Arthroscopic procedures that aim to reduce the size of the ACL within the femoral notch have shown good outcomes using a variety of patient-reported outcome measures. These have been the International Knee Documentation Committee (IKDC) score, the Knee Injury and Osteoarthritis Outcome score, and the visual analog pain score at short-to-medium-term follow-up.3, 9 In a series of 27 patients (29 knees) presenting with symptomatic MD-ACL, who all underwent complete or partial ACL debridement, Lintz et al. showed good postoperative outcome measures at an average of 6 years' follow-up with IKDC score an average of 71 points and the Knee Injury and Osteoarthritis Outcome an average of 78 points.

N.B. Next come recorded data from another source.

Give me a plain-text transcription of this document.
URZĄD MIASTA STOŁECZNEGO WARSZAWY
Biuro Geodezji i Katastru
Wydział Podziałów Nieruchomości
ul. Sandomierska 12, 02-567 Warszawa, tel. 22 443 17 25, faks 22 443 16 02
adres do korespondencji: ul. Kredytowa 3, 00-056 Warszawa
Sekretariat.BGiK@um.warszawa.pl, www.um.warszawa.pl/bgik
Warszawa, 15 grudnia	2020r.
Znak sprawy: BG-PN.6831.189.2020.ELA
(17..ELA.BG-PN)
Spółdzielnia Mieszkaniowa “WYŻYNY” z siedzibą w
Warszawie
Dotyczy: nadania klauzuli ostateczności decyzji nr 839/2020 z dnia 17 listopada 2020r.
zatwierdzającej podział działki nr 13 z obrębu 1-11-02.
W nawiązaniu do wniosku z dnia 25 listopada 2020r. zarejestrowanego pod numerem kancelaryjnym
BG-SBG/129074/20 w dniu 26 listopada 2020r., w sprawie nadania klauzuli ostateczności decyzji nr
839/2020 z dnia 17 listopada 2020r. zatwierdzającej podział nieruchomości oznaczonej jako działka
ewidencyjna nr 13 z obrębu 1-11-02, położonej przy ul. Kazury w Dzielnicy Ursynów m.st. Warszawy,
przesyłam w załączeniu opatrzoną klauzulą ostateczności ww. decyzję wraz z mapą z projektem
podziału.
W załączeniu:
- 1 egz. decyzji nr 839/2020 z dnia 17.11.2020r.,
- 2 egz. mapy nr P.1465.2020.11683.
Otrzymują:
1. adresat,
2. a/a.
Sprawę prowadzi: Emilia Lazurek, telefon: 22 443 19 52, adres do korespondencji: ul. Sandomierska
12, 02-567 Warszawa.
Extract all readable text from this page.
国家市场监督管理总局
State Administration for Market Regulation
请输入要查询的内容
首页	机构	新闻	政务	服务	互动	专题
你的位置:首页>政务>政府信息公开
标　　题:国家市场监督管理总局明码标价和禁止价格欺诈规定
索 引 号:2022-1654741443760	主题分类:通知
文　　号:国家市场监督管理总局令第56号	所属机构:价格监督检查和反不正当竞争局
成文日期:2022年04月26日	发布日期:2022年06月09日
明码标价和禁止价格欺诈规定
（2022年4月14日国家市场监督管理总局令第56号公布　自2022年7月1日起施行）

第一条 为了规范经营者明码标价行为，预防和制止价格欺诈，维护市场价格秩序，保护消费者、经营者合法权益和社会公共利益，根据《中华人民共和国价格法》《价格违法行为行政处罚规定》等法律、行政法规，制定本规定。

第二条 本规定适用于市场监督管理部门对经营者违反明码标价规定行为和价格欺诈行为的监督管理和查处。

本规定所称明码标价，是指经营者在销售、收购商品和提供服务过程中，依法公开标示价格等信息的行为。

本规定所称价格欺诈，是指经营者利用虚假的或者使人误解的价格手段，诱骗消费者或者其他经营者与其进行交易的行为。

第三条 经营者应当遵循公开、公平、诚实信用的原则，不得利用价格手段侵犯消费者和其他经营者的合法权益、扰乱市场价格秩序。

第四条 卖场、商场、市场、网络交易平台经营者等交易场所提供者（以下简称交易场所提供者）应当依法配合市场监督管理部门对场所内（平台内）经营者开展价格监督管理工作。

In this study, factors that predicted a poor prognosis were the presence of a preoperative meniscal lesion, cartilaginous lesion, and age over 50 years. However, preoperative scores for comparison were not reported within this study. A similar study was presented in 2016 by Khanna et al. using similar techniques with a mean follow-up of 8.4 months that did compare preoperative scores with postoperative scores. In 12 of the 13 knees presented within this series, there was an improvement in the visual analog pain score by 4 grades and improvement in the IKDC from an average of 36.4 to 73.2 postoperatively.

As previously discussed, MD-ACL can be caused by other pathology within the joint. The most common associated pathologies are the presence of meniscal tears and chondral damage that have been reported as 41% to 69% and 66% to 70% of cases, respectively.3, 13 Therefore, during diagnostic arthroscopy, it is likely that these pathologies may be encountered. This should be addressed because it is found after diagnostic arthroscopy, and the patient should be informed of this during the consenting process. The other pathology that may be present as part of the spectrum of ACL disease is that of ACL ganglia. Along with MD-ACL, ACL ganglia may represent an inflammatory response to mucinous fluid within the ACL caused by chronic inflammatory processes that are present within the joint.14, 15, 16 This multitude of etiology (either primary or secondary) and range of ACL pathology gives a varied picture between patients, making comparisons between studies and patients difficult to achieve.

As described in the technique, the importance of performing both Lachman's and Drawer's tests for the stability of the cruciate ligaments is important intraoperatively. The decision to perform ACL reconstruction should be based on stability intraoperatively combined with patient activity levels and sporting demand after rehabilitation. In a 23-patient series, all of whom had arthroscopic debridement, 20% of cases resulted in an unstable knee and needed subsequent ACL reconstruction. Therefore, it is paramount to inform the patient of this potential complication before surgery.

Despite the benefits that have been shown in performing arthroscopic debridement of the ACL, there is yet to be a comparison of arthroscopic debridement versus conservative management. Therefore, the natural history of MD-ACL is not known. Furthermore, because of the amount of associated pathology that can lead to the presentation of MD-ACL, it is difficult to establish whether knee pain is originating from the presence of MD-ACL or from other sources. The limitation of terminal flexion, supported by radiological evidence of MD, is likely to be caused by MD-ACL. The clinical presentation and therefore assessment on follow-up after arthroscopy can be difficult due to this heterogeneous patient population.

In summary, we have presented an arthroscopic technique of radiofrequency ablation for the treatment of MD-ACL. It is vital to assess the ACL for stability after debridement. The procedure can be performed as a day case and has been shown to offer patients benefits at short-to-medium-term follow-up.